The Federal Trade Commission is preparing a potential legal challenge to Microsoft’s plan to buy Activision for $68.7 billion, and it could file the lawsuit by next month, according to Politico. The outlet’s sources say both CEOs — Satya Nadella and Bobby Kotick — have already been deposed, and yet the FTC remains skeptical.
The report notes that there are still a few steps to go before the regulator is ready to act, including a vote from its commissioners. If it does end up happening, it’d mean the deal would face antitrust challenges in the US, UK and the EU. This is despite Microsoft’s repeated attempts to assure regulators that its purchase of Activision — the company in charge of Candy Crush, Call of Duty, and all of Blizzard — wouldn’t hurt competition in the gaming space.
Activision has promised to fight the FTC’s suit if it comes to that. “We are committed to continuing to work cooperatively with regulators around the globe to allow the transaction to proceed, but won’t hesitate to fight to defend the transaction if required,” said Joe Christinat, a spokesperson for the company, in a statement emailed to The Verge. “Any suggestion that the transaction could lead to anticompetitive effects is completely absurd.

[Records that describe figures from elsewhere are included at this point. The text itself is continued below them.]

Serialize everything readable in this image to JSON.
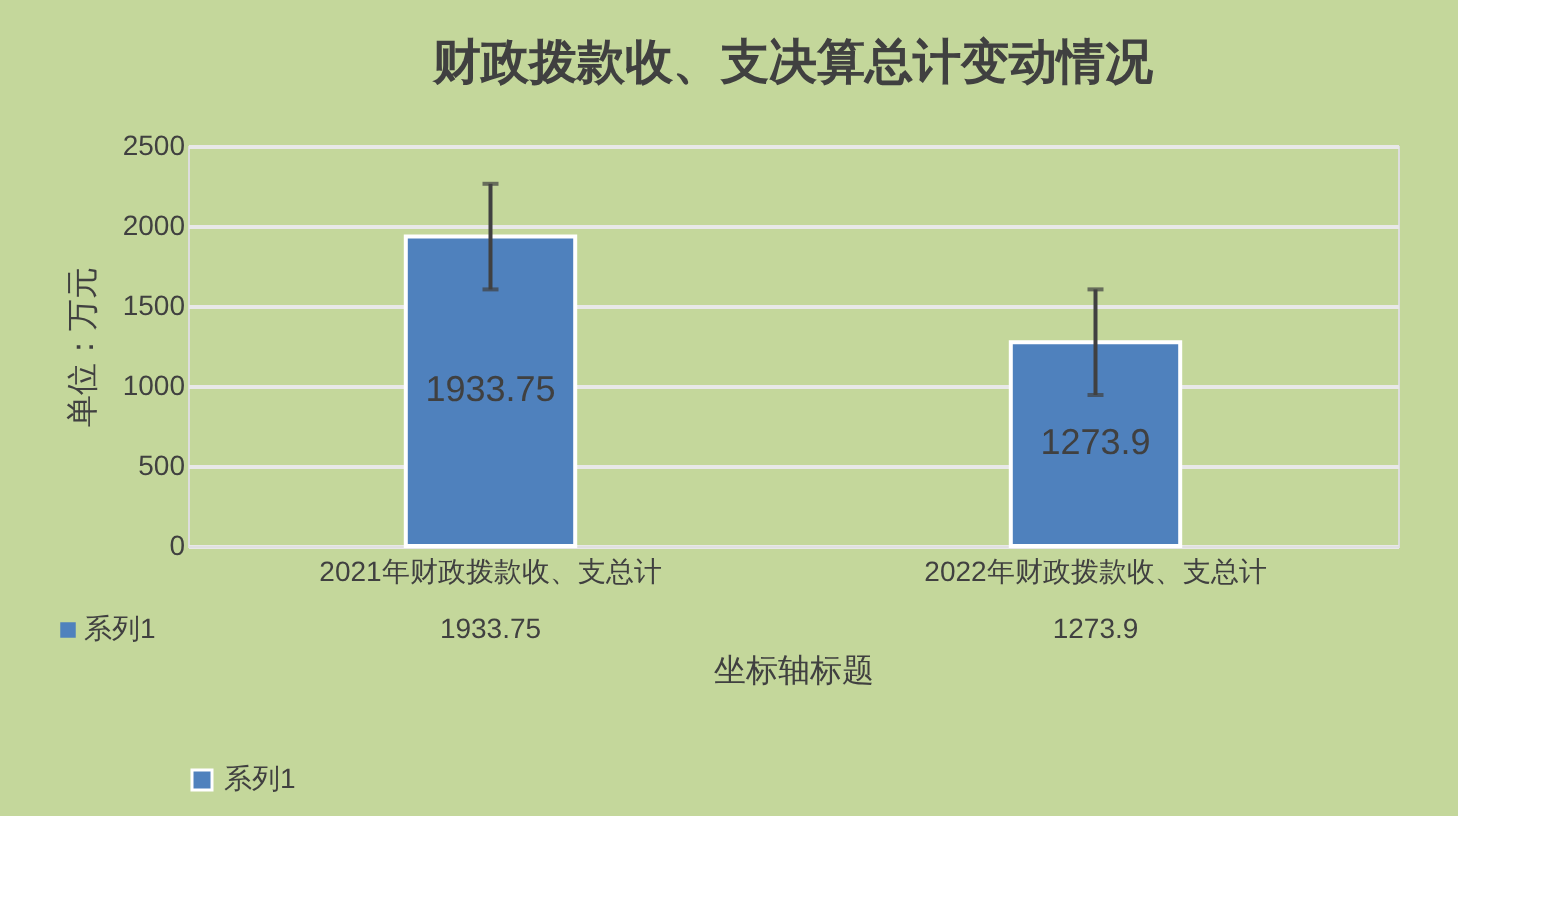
{
  "chart_data": {
    "type": "bar",
    "title": "财政拨款收、支决算总计变动情况",
    "categories": [
      "2021年财政拨款收、支总计",
      "2022年财政拨款收、支总计"
    ],
    "series": [
      {
        "name": "系列1",
        "color": "#4f81bd",
        "values": [
          1933.75,
          1273.9
        ],
        "errors": [
          330,
          330
        ]
      }
    ],
    "xlabel": "坐标轴标题",
    "ylabel": "单位：万元",
    "ylim": [
      0,
      2500
    ],
    "yticks": [
      0,
      500,
      1000,
      1500,
      2000,
      2500
    ],
    "annotations": [
      "1933.75",
      "1273.9"
    ],
    "grid": "y",
    "legend": "bottom",
    "data_labels": true
  }
}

This merger will benefit gamers and the U.S. gaming industry, especially as we face increasingly stiff competition from abroad.”

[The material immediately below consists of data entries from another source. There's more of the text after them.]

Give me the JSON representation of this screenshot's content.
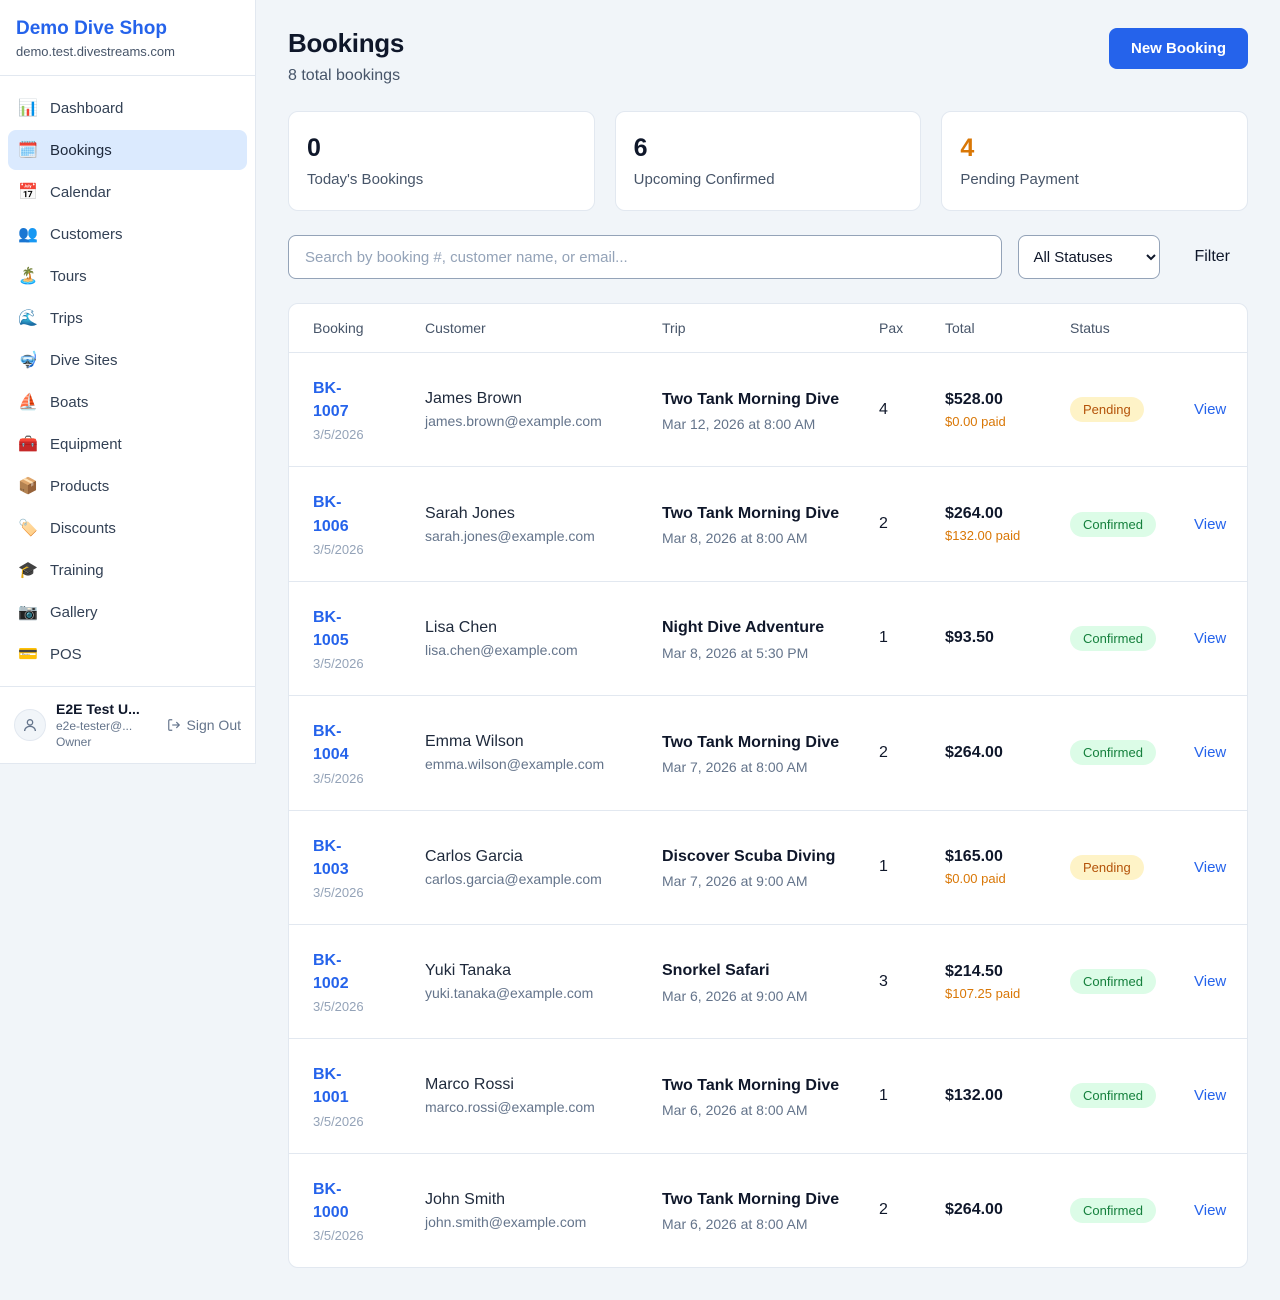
{
  "brand": {
    "name": "Demo Dive Shop",
    "domain": "demo.test.divestreams.com"
  },
  "sidebar": {
    "items": [
      {
        "label": "Dashboard",
        "icon": "📊",
        "active": false
      },
      {
        "label": "Bookings",
        "icon": "🗓️",
        "active": true
      },
      {
        "label": "Calendar",
        "icon": "📅",
        "active": false
      },
      {
        "label": "Customers",
        "icon": "👥",
        "active": false
      },
      {
        "label": "Tours",
        "icon": "🏝️",
        "active": false
      },
      {
        "label": "Trips",
        "icon": "🌊",
        "active": false
      },
      {
        "label": "Dive Sites",
        "icon": "🤿",
        "active": false
      },
      {
        "label": "Boats",
        "icon": "⛵",
        "active": false
      },
      {
        "label": "Equipment",
        "icon": "🧰",
        "active": false
      },
      {
        "label": "Products",
        "icon": "📦",
        "active": false
      },
      {
        "label": "Discounts",
        "icon": "🏷️",
        "active": false
      },
      {
        "label": "Training",
        "icon": "🎓",
        "active": false
      },
      {
        "label": "Gallery",
        "icon": "📷",
        "active": false
      },
      {
        "label": "POS",
        "icon": "💳",
        "active": false
      }
    ]
  },
  "user": {
    "name": "E2E Test U...",
    "email": "e2e-tester@...",
    "role": "Owner",
    "sign_out": "Sign Out"
  },
  "header": {
    "title": "Bookings",
    "subtitle": "8 total bookings",
    "new_booking": "New Booking"
  },
  "stats": [
    {
      "value": "0",
      "label": "Today's Bookings",
      "accent": "#0f172a"
    },
    {
      "value": "6",
      "label": "Upcoming Confirmed",
      "accent": "#0f172a"
    },
    {
      "value": "4",
      "label": "Pending Payment",
      "accent": "#d97706"
    }
  ],
  "filters": {
    "search_placeholder": "Search by booking #, customer name, or email...",
    "status_selected": "All Statuses",
    "filter_label": "Filter"
  },
  "table": {
    "columns": [
      "Booking",
      "Customer",
      "Trip",
      "Pax",
      "Total",
      "Status"
    ],
    "view_label": "View",
    "rows": [
      {
        "booking_id": "BK-1007",
        "date": "3/5/2026",
        "customer": "James Brown",
        "email": "james.brown@example.com",
        "trip": "Two Tank Morning Dive",
        "trip_time": "Mar 12, 2026 at 8:00 AM",
        "pax": "4",
        "total": "$528.00",
        "paid": "$0.00 paid",
        "status": "Pending"
      },
      {
        "booking_id": "BK-1006",
        "date": "3/5/2026",
        "customer": "Sarah Jones",
        "email": "sarah.jones@example.com",
        "trip": "Two Tank Morning Dive",
        "trip_time": "Mar 8, 2026 at 8:00 AM",
        "pax": "2",
        "total": "$264.00",
        "paid": "$132.00 paid",
        "status": "Confirmed"
      },
      {
        "booking_id": "BK-1005",
        "date": "3/5/2026",
        "customer": "Lisa Chen",
        "email": "lisa.chen@example.com",
        "trip": "Night Dive Adventure",
        "trip_time": "Mar 8, 2026 at 5:30 PM",
        "pax": "1",
        "total": "$93.50",
        "paid": null,
        "status": "Confirmed"
      },
      {
        "booking_id": "BK-1004",
        "date": "3/5/2026",
        "customer": "Emma Wilson",
        "email": "emma.wilson@example.com",
        "trip": "Two Tank Morning Dive",
        "trip_time": "Mar 7, 2026 at 8:00 AM",
        "pax": "2",
        "total": "$264.00",
        "paid": null,
        "status": "Confirmed"
      },
      {
        "booking_id": "BK-1003",
        "date": "3/5/2026",
        "customer": "Carlos Garcia",
        "email": "carlos.garcia@example.com",
        "trip": "Discover Scuba Diving",
        "trip_time": "Mar 7, 2026 at 9:00 AM",
        "pax": "1",
        "total": "$165.00",
        "paid": "$0.00 paid",
        "status": "Pending"
      },
      {
        "booking_id": "BK-1002",
        "date": "3/5/2026",
        "customer": "Yuki Tanaka",
        "email": "yuki.tanaka@example.com",
        "trip": "Snorkel Safari",
        "trip_time": "Mar 6, 2026 at 9:00 AM",
        "pax": "3",
        "total": "$214.50",
        "paid": "$107.25 paid",
        "status": "Confirmed"
      },
      {
        "booking_id": "BK-1001",
        "date": "3/5/2026",
        "customer": "Marco Rossi",
        "email": "marco.rossi@example.com",
        "trip": "Two Tank Morning Dive",
        "trip_time": "Mar 6, 2026 at 8:00 AM",
        "pax": "1",
        "total": "$132.00",
        "paid": null,
        "status": "Confirmed"
      },
      {
        "booking_id": "BK-1000",
        "date": "3/5/2026",
        "customer": "John Smith",
        "email": "john.smith@example.com",
        "trip": "Two Tank Morning Dive",
        "trip_time": "Mar 6, 2026 at 8:00 AM",
        "pax": "2",
        "total": "$264.00",
        "paid": null,
        "status": "Confirmed"
      }
    ]
  },
  "colors": {
    "brand_blue": "#2563eb",
    "pending_bg": "#fef3c7",
    "pending_text": "#b45309",
    "confirmed_bg": "#dcfce7",
    "confirmed_text": "#15803d",
    "paid_amount": "#d97706",
    "page_bg": "#f1f5f9"
  }
}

Microsoft has basically been in an all-out PR battle with its competitor, Sony (which may be getting nervous now that major game makers like Obsidian, Mojang, and Bethesda are all now Xbox Game Studios). A major sticking point for the PlayStation company has been that the deal would give Microsoft power over Call of Duty, though Xbox head Phil Spencer has now told The Verge that Microsoft will keep making the games for Sony’s consoles as long as the company is selling them. However, it’s possible the decision was the result of pressure from the public and Sony, after PlayStation boss Jim Ryan said that Microsoft only offered to extend Sony’s existing contract by three years, which could have resulted in 2028’s installment being an Xbox-exclusive.

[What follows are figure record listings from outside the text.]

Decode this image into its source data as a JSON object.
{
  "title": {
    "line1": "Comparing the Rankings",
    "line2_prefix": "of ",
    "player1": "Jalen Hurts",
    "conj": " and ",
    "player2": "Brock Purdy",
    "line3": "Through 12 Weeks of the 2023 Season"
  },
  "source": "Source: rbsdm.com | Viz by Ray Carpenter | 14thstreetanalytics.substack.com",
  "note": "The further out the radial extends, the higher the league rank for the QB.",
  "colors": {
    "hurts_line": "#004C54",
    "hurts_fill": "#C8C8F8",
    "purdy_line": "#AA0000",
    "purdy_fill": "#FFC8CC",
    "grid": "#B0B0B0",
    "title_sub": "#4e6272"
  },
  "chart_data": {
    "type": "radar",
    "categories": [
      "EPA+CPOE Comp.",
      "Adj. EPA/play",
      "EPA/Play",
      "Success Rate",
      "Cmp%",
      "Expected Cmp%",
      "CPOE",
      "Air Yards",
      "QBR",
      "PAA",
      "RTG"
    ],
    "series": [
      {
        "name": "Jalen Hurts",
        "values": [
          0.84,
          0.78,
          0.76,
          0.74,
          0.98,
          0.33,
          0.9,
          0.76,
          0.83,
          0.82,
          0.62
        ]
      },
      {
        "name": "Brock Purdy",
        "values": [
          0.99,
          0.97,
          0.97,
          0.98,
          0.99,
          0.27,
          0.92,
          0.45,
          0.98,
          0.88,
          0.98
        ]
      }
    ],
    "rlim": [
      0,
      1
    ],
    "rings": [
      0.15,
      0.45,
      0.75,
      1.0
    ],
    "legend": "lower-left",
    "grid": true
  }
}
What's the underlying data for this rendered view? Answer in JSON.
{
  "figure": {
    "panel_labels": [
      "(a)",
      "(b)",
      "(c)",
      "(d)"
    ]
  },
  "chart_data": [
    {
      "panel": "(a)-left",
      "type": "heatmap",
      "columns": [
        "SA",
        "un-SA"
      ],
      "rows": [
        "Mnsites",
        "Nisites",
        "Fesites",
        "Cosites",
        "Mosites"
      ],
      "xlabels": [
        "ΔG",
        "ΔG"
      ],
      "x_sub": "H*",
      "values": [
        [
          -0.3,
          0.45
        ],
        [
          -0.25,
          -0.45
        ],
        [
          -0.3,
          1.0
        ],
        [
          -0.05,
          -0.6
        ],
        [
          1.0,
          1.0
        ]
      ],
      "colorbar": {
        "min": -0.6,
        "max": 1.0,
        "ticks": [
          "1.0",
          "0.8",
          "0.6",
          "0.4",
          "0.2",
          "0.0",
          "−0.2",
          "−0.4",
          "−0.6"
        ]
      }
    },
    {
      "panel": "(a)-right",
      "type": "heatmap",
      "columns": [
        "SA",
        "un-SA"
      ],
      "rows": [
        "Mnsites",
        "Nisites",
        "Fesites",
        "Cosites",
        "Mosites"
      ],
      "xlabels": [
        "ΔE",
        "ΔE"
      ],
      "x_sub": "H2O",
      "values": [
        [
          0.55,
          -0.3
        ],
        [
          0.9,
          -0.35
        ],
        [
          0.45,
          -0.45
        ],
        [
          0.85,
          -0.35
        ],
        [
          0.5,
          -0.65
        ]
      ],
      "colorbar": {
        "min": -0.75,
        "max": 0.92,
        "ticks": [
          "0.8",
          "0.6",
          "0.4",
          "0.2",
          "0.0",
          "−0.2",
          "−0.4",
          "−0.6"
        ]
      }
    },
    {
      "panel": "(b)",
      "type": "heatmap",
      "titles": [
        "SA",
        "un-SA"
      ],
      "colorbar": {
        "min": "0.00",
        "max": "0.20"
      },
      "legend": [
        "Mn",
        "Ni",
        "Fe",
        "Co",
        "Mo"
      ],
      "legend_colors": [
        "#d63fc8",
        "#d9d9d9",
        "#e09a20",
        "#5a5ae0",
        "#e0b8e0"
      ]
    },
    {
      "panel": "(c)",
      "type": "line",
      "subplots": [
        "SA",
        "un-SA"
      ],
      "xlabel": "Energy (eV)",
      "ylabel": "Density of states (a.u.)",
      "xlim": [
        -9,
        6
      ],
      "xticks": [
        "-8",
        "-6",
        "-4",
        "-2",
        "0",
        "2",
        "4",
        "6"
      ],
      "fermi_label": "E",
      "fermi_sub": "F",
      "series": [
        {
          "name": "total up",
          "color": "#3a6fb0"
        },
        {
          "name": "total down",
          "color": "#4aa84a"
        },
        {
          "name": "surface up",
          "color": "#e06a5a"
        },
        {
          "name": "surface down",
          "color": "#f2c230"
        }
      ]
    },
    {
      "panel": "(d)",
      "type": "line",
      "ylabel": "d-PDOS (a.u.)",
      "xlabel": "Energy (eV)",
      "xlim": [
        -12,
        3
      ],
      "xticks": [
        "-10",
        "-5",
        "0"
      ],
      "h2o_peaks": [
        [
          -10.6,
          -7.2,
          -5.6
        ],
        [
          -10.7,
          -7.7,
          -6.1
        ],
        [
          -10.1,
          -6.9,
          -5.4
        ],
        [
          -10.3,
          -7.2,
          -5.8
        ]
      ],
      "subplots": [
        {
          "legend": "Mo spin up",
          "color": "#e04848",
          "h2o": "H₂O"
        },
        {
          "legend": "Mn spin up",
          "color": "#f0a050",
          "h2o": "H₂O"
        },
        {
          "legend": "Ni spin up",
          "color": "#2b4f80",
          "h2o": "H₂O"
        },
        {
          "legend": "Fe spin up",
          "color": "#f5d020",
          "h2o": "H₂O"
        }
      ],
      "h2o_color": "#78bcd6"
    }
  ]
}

The fight between the two companies has gotten ugly at times. Microsoft accused Sony of paying developers to keep their content off of its Game Pass service, and just this week Sony argued that Microsoft’s master plan was getting everybody to move over to Xbox before jacking up prices. Both companies will likely reiterate these arguments — and more — to whichever regulators come knocking. And at the moment, it feels like that list is only getting bigger.
Update November 23rd, 9:08PM ET: Added statement from Activision.